I think the main people who would do well to join Metaculus are people like Ioannidis or the Oxford CEBM people who sling out these unreasonably low IFR estimates. If you’re predicting all kinds of things about this virus 24⁄7 you’ll realize eventually that reality is not consistent with “this is at most mildly worse than the flu.”
Or an error in the editorial process that for some reason people are doubling down on. I do think that’s a serious option.
https://www.businessinsider.com/california-gov-newsom-orders-covid-19-autopsies-back-to-december-2020-4?r=US&IR=T
This puts a new light on experts getting the predictions wrong. People are speculating that some of the California cases date back to January or even December. Similar stuff could have happened in New York. IMO, that’s the type of thing that makes sense to have outside one’s 95% confidence interval.
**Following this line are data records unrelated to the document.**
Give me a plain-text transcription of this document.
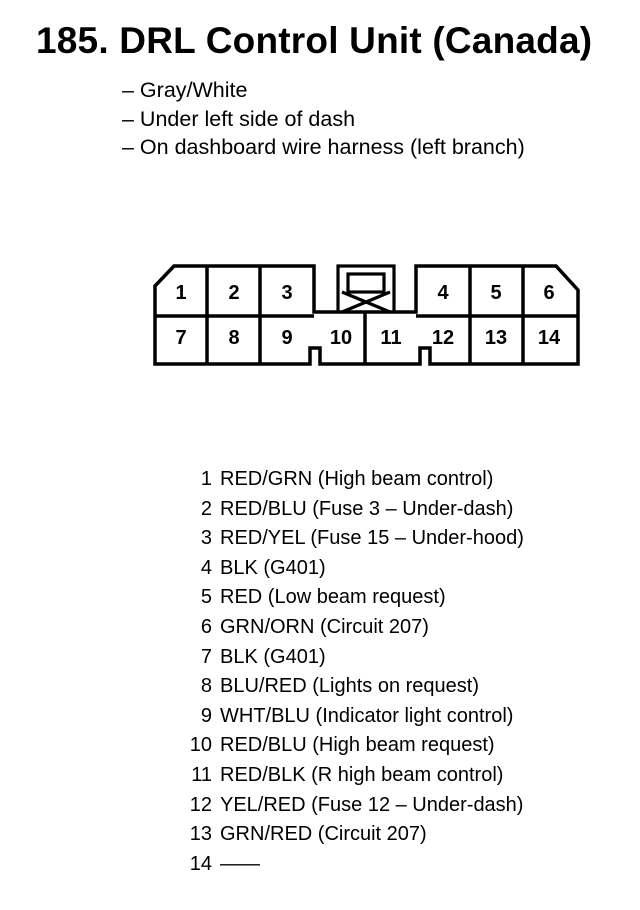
185. DRL Control Unit (Canada)
– Gray/White
– Under left side of dash
– On dashboard wire harness (left branch)
1 2 3	4 5 6
7 8 9 10 11 12 13 14
1 RED/GRN (High beam control)
2 RED/BLU (Fuse 3 – Under-dash)
3 RED/YEL (Fuse 15 – Under-hood)
4 BLK (G401)
5 RED (Low beam request)
6 GRN/ORN (Circuit 207)
7 BLK (G401)
8 BLU/RED (Lights on request)
9 WHT/BLU (Indicator light control)
10 RED/BLU (High beam request)
11 RED/BLK (R high beam control)
12 YEL/RED (Fuse 12 – Under-dash)
13 GRN/RED (Circuit 207)
14 ——
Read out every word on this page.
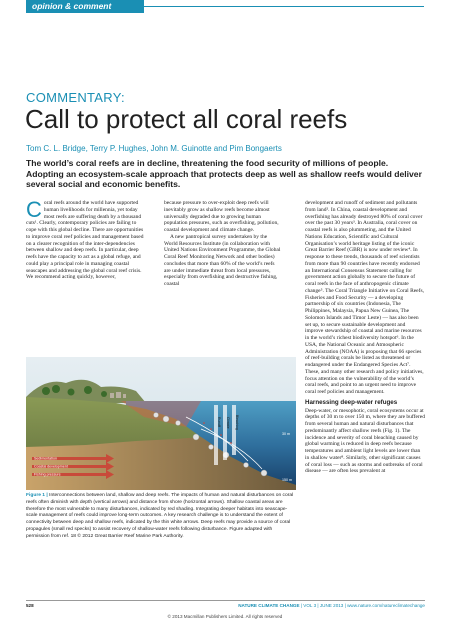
opinion & comment
COMMENTARY:
Call to protect all coral reefs
Tom C. L. Bridge, Terry P. Hughes, John M. Guinotte and Pim Bongaerts
The world’s coral reefs are in decline, threatening the food security of millions of people. Adopting an ecosystem-scale approach that protects deep as well as shallow reefs would deliver several social and economic benefits.

Coral reefs around the world have supported human livelihoods for millennia, yet today most reefs are suffering death by a thousand cuts¹. Clearly, contemporary policies are failing to cope with this global decline. There are opportunities to improve coral reef policies and management based on a clearer recognition of the inter-dependencies between shallow and deep reefs. In particular, deep reefs have the capacity to act as a global refuge, and could play a principal role in managing coastal seascapes and addressing the global coral reef crisis. We recommend acting quickly, however,

because pressure to over-exploit deep reefs will inevitably grow as shallow reefs become almost universally degraded due to growing human population pressures, such as overfishing, pollution, coastal development and climate change.

A new pantropical survey undertaken by the World Resources Institute (in collaboration with United Nations Environment Programme, the Global Coral Reef Monitoring Network and other bodies) concludes that more than 60% of the world’s reefs are under immediate threat from local pressures, especially from overfishing and destructive fishing, coastal

development and runoff of sediment and pollutants from land². In China, coastal development and overfishing has already destroyed 80% of coral cover over the past 30 years³. In Australia, coral cover on coastal reefs is also plummeting, and the United Nations Education, Scientific and Cultural Organisation’s world heritage listing of the iconic Great Barrier Reef (GBR) is now under review⁴. In response to these trends, thousands of reef scientists from more than 90 countries have recently endorsed an International Consensus Statement calling for government action globally to secure the future of coral reefs in the face of anthropogenic climate change⁵. The Coral Triangle Initiative on Coral Reefs, Fisheries and Food Security — a developing partnership of six countries (Indonesia, The Philippines, Malaysia, Papua New Guinea, The Solomon Islands and Timor Leste) — has also been set up, to secure sustainable development and improve stewardship of coastal and marine resources in the world’s richest biodiversity hotspot⁶. In the USA, the National Oceanic and Atmospheric Administration (NOAA) is proposing that 66 species of reef-building corals be listed as threatened or endangered under the Endangered Species Act⁷. These, and many other research and policy initiatives, focus attention on the vulnerability of the world’s coral reefs, and point to an urgent need to improve coral reef policies and management.

Harnessing deep-water refuges

Deep-water, or mesophotic, coral ecosystems occur at depths of 30 m to over 150 m, where they are buffered from several human and natural disturbances that predominantly affect shallow reefs (Fig. 1). The incidence and severity of coral bleaching caused by global warming is reduced in deep reefs because temperatures and ambient light levels are lower than in shallow water⁸. Similarly, other significant causes of coral loss — such as storms and outbreaks of coral disease — are often less prevalent at

Sedimentation
Coastal development
Fishing pressure
Runoff Climate Bleaching
30 m
150 m
Figure 1 | Interconnections between land, shallow and deep reefs. The impacts of human and natural disturbances on coral reefs often diminish with depth (vertical arrows) and distance from shore (horizontal arrows). Shallow coastal areas are therefore the most vulnerable to many disturbances, indicated by red shading. Integrating deeper habitats into seascape-scale management of reefs could improve long-term outcomes. A key research challenge is to understand the extent of connectivity between deep and shallow reefs, indicated by the thin white arrows. Deep reefs may provide a source of coral propagules (small red specks) to assist recovery of shallow-water reefs following disturbance. Figure adapted with permission from ref. 18 © 2012 Great Barrier Reef Marine Park Authority.
528	NATURE CLIMATE CHANGE | VOL 3 | JUNE 2013 | www.nature.com/natureclimatechange
© 2013 Macmillan Publishers Limited. All rights reserved
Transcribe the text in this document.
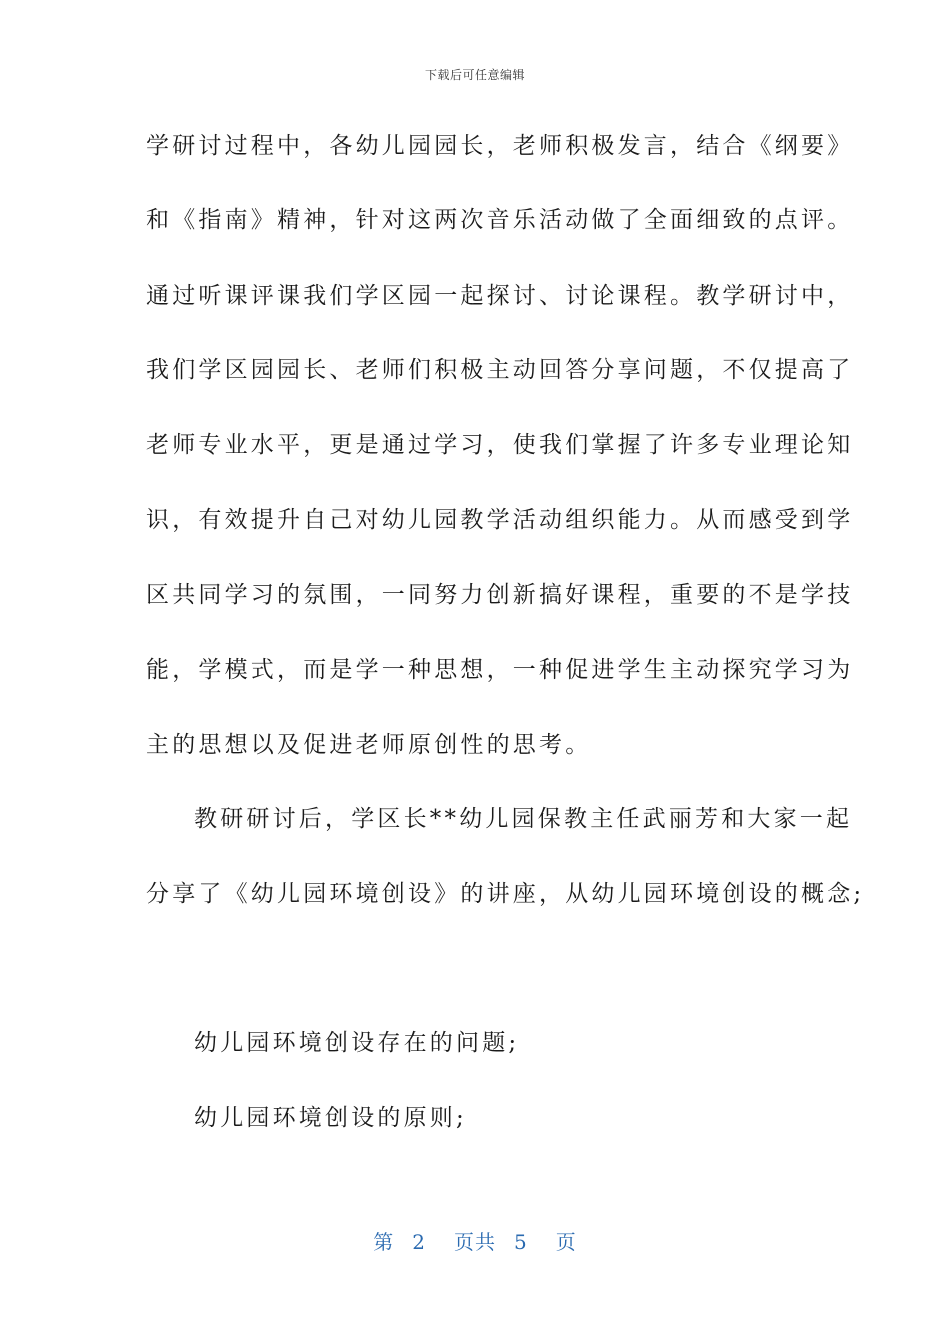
下载后可任意编辑
学研讨过程中，各幼儿园园长，老师积极发言，结合《纲要》
和《指南》精神，针对这两次音乐活动做了全面细致的点评。
通过听课评课我们学区园一起探讨、讨论课程。教学研讨中，
我们学区园园长、老师们积极主动回答分享问题，不仅提高了
老师专业水平，更是通过学习，使我们掌握了许多专业理论知
识，有效提升自己对幼儿园教学活动组织能力。从而感受到学
区共同学习的氛围，一同努力创新搞好课程，重要的不是学技
能，学模式，而是学一种思想，一种促进学生主动探究学习为
主的思想以及促进老师原创性的思考。
教研研讨后，学区长**幼儿园保教主任武丽芳和大家一起
分享了《幼儿园环境创设》的讲座，从幼儿园环境创设的概念;
幼儿园环境创设存在的问题;
幼儿园环境创设的原则;
第 2 页共 5 页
EDIT: OTOH it seems as though the infections only started in New York in February, and yet they spread to infect a large portion of the population there (tentative serology estimates say about 20% for the city). It doesn’t seem to be the case that the wide spread is explained by the infection in New York having started a lot earlier than expected. But something about this confuses me. If the infections reached the Bay area months earlier than they reached in New York, why is New York worse off? I guess one unusually thing about New York is how insanely little space they have inside restaurants and so on. Go to a California Starbucks and it’s awesome and comfortable. Go to a New York Starbucks (wasn’t it even invented there??) and you can’t even sit anywhere and there are walls all around you. Probably infections just spread way faster in that tightly crammed setting?